J'ai effacé votre visage.
Mais votre beauté naïvement provocante continue de ravager les hommes qui arrivent à la ressentir. Elle ne m'attire plus. Seulement, je la vois toujours. Elle brûle et attise tous mes sens. Puis, Elle est arrivée. Et mon âme s'est tournée vers Elle. Par sa seule présence, sans même un regard, un mot, Elle a lancé nos cartes, Elle a brouillé mes rêves. Éparpillée sur le sol, que me restait-t-il à faire, sinon m'incliner?
J'ai effacé votre visage.
J'ai tout aimé. Sa manière de s'imposer, la douceur de sa voix, sa coupe de cheveux, son écriture adolescente... Elle n'était pas vous. Je m'en suis aperçue trop tard. J'étais amoureuse.
D'abord, j'ai refusé d'écrire. Pour la garder mienne. Tel un trésor. J'ai tu son prénom. J'ai interrogé mes amies. Rien n'y faisait. Elle est une question. Mais Elle est la réponse que j'attendais. Sans m'en apercevoir, je n'ai plus pleuré depuis son arrivée. Les larmes, courtisanes de mes mots, ont abandonné mon visage.
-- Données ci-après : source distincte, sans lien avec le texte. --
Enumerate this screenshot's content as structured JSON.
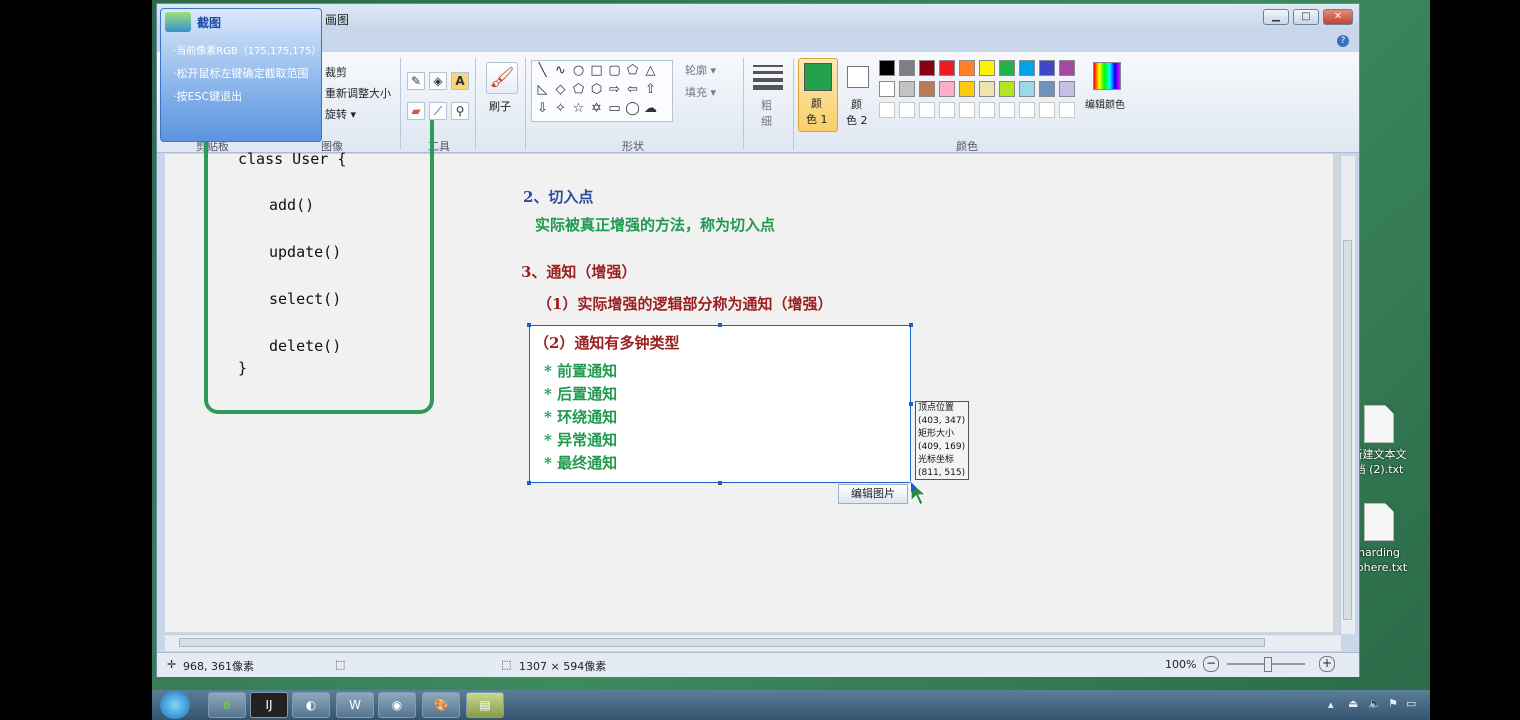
{
  "window": {
    "title": "画图"
  },
  "snip_tool": {
    "title": "截图",
    "lines": [
      "·当前像素RGB（175,175,175）",
      "·松开鼠标左键确定截取范围",
      "·按ESC键退出"
    ]
  },
  "ribbon": {
    "clipboard_label": "剪贴板",
    "image": {
      "crop": "裁剪",
      "resize": "重新调整大小",
      "rotate": "旋转 ▾",
      "group": "图像"
    },
    "tools": {
      "group": "工具"
    },
    "brush": {
      "label": "刷子"
    },
    "shapes": {
      "group": "形状",
      "outline": "轮廓 ▾",
      "fill": "填充 ▾"
    },
    "size": {
      "label1": "粗",
      "label2": "细"
    },
    "colors": {
      "color1_label1": "颜",
      "color1_label2": "色 1",
      "color2_label1": "颜",
      "color2_label2": "色 2",
      "edit_colors": "编辑颜色",
      "group": "颜色",
      "row1": [
        "#000000",
        "#7f7f7f",
        "#880015",
        "#ed1c24",
        "#ff7f27",
        "#fff200",
        "#22b14c",
        "#00a2e8",
        "#3f48cc",
        "#a349a4"
      ],
      "row2": [
        "#ffffff",
        "#c3c3c3",
        "#b97a57",
        "#ffaec9",
        "#ffc90e",
        "#efe4b0",
        "#b5e61d",
        "#99d9ea",
        "#7092be",
        "#c8bfe7"
      ],
      "color1": "#22a04a",
      "color2": "#ffffff"
    }
  },
  "canvas": {
    "code": [
      "class User {",
      "add()",
      "update()",
      "select()",
      "delete()",
      "}"
    ],
    "point2_title": "2、切入点",
    "point2_desc": "实际被真正增强的方法，称为切入点",
    "point3_title": "3、通知（增强）",
    "point3_sub1": "（1）实际增强的逻辑部分称为通知（增强）",
    "point3_sub2": "（2）通知有多钟类型",
    "advice_types": [
      "*  前置通知",
      "*  后置通知",
      "*  环绕通知",
      "*  异常通知",
      "*  最终通知"
    ]
  },
  "coord_tooltip": {
    "lines": [
      "顶点位置",
      "(403, 347)",
      "矩形大小",
      "(409, 169)",
      "光标坐标",
      "(811, 515)"
    ]
  },
  "edit_image_button": "编辑图片",
  "statusbar": {
    "cursor_pos": "968, 361像素",
    "image_size": "1307 × 594像素",
    "zoom": "100%"
  },
  "desktop": {
    "icons": [
      {
        "line1": "新建文本文",
        "line2": "档 (2).txt"
      },
      {
        "line1": "harding",
        "line2": "sphere.txt"
      }
    ]
  },
  "taskbar": {
    "items": [
      "",
      "e",
      "IJ",
      "",
      "W",
      "",
      "",
      ""
    ]
  }
}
Puis j'ai effacé le votre.
Je ne voulais pas le croire. Je pensais si fort à vous. Tout ne semblait être là que pour vous plaire. Chaque objet portait votre prénom. Il fallait bien s'en douter: je ne suis pas femme constante et un nouveau jour signifie pour moi un nouveau désir. Je sais que je ne me lasserai pas d'elle aussi vite que je l'ai été de vous. J'espère juste que, en écrivant ce poème, les Muses m'accordant les mots, ne me prive pas de mon amour.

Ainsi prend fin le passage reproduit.